Beberapa waktu yang lalu, saya sengaja bertemu teman sekantor yang juga sedang dirundung kesedihan. Ya, kami sama-sama bersedih. Kami sama-sama baru kehilangan sesuatu. Kami sama-sama baru mengalami kegagalan. Saya gagal memiliki anak dan ia gagal menikah. Saya gagal menjadi ibu dan ia gagal menjadi istri. Kami sama-sama merasakan kepahitan. Kami sama-sama merasakan kehancuran.

Sedih? Pasti. Ia bisa merasakan kesedihan saya ditinggal Azka tiba-tiba tanpa pesan. Dan saya bisa merasakan kesedihannya. Kesedihan ketika hari pernikahan yang tinggal menghitung hari kandas begitu saja. Kesedihan saat semua yang telah dipersiapkan untuk menikah hilang begitu saja di depan mata hanya karena sang kekasih dengan entengnya mengucapkan “selama ini ternyata aku nggak cinta kamu”.

Kami sama-sama kehilangan. Saya kehilangan janin saya dan ia kehilangan sosok calon suaminya. Kami sama-sama kehilangan harapan. Kami sama-sama putus asa. Dan kami sama-sama merasa bahwa saat itu Tuhan tidak adil, teramat tidak adil pada kami.

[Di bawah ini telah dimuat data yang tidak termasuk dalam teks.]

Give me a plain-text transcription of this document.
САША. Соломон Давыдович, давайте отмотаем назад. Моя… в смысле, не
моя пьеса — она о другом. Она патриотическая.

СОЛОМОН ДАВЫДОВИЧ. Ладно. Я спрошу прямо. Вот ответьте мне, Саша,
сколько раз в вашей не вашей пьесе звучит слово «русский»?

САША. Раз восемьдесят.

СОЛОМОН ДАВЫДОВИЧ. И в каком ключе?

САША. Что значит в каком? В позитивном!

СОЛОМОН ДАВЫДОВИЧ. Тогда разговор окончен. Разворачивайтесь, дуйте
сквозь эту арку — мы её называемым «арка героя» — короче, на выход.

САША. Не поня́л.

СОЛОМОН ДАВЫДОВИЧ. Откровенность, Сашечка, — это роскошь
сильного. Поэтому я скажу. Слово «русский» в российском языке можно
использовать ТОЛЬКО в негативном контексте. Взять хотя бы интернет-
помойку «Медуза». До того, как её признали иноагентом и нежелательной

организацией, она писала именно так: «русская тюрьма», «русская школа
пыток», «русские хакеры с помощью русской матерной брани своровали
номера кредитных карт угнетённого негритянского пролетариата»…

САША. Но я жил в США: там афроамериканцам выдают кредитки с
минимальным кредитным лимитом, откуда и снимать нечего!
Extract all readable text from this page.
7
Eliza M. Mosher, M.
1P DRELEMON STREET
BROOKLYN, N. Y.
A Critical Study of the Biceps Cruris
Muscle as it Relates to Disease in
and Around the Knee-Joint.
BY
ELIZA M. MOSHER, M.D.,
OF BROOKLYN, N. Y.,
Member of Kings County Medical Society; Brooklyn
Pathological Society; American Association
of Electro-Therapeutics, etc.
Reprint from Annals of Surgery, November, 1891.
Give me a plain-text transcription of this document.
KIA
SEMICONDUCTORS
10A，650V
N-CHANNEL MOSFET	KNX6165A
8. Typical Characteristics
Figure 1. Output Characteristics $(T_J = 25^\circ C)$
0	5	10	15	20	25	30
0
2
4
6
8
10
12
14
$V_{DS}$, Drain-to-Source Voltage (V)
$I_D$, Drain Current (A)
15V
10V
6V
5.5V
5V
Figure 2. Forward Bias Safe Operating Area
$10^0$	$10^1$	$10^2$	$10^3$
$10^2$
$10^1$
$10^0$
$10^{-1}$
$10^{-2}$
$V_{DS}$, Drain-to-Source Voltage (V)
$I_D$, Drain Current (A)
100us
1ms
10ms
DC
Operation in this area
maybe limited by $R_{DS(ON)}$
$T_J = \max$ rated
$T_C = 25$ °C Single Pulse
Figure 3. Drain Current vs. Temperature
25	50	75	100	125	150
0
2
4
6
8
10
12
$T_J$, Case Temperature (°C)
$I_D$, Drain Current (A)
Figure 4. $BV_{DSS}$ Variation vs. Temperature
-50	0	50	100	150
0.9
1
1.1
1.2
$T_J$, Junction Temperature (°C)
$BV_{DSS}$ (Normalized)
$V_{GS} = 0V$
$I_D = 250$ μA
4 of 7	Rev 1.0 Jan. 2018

Tuhan memang Maha Pembolak-Balik hati manusia. Beberapa saat yang lalu kami sedang sangat bahagia. Bahkan di puncak kebahagiaan. Saya bahagia karena dalam hitungan bulan akan menjadi ibu. Dan teman saya bahagia karena dalam hitungan minggu akan jadi seorang isteri. Tetapi semuanya kandas. Hilang. Sekejap Tuhan mencabut kebahagiaan kami. Begitu cepat. Sekarang yang tersisa hanyalah kepedihan yang berserakan yang dikumpulkan untuk menjadi prasangka baik. Iya, prasangka baik terhadap Tuhan.

Mungkin kami ingin tapi tidak siap. Mungkin kami menginginkan tapi tidak menyiapkan. Mungkin saya ingin seorang anak tapi tidak siap menjadi ibu. Mungkin ia ingin sebuah pernikahan tapi tidak siap menjadi isteri. Bukan, bukan tidak siap, tapi mungkin kami belum siap. Terlalu banyak pikiran keduniawian dalam diri kami. Tanpa memikirkan hakikat menjadi ibu bukan hanya heboh mempersiapkan stroller dan baju bayi, dan hakikat pernikahan bukan hanya bersenang-senang dalam suatu ikatan halal. Tapi lebih dari itu. Dan itu yang kami tidak sadari sebelumnya.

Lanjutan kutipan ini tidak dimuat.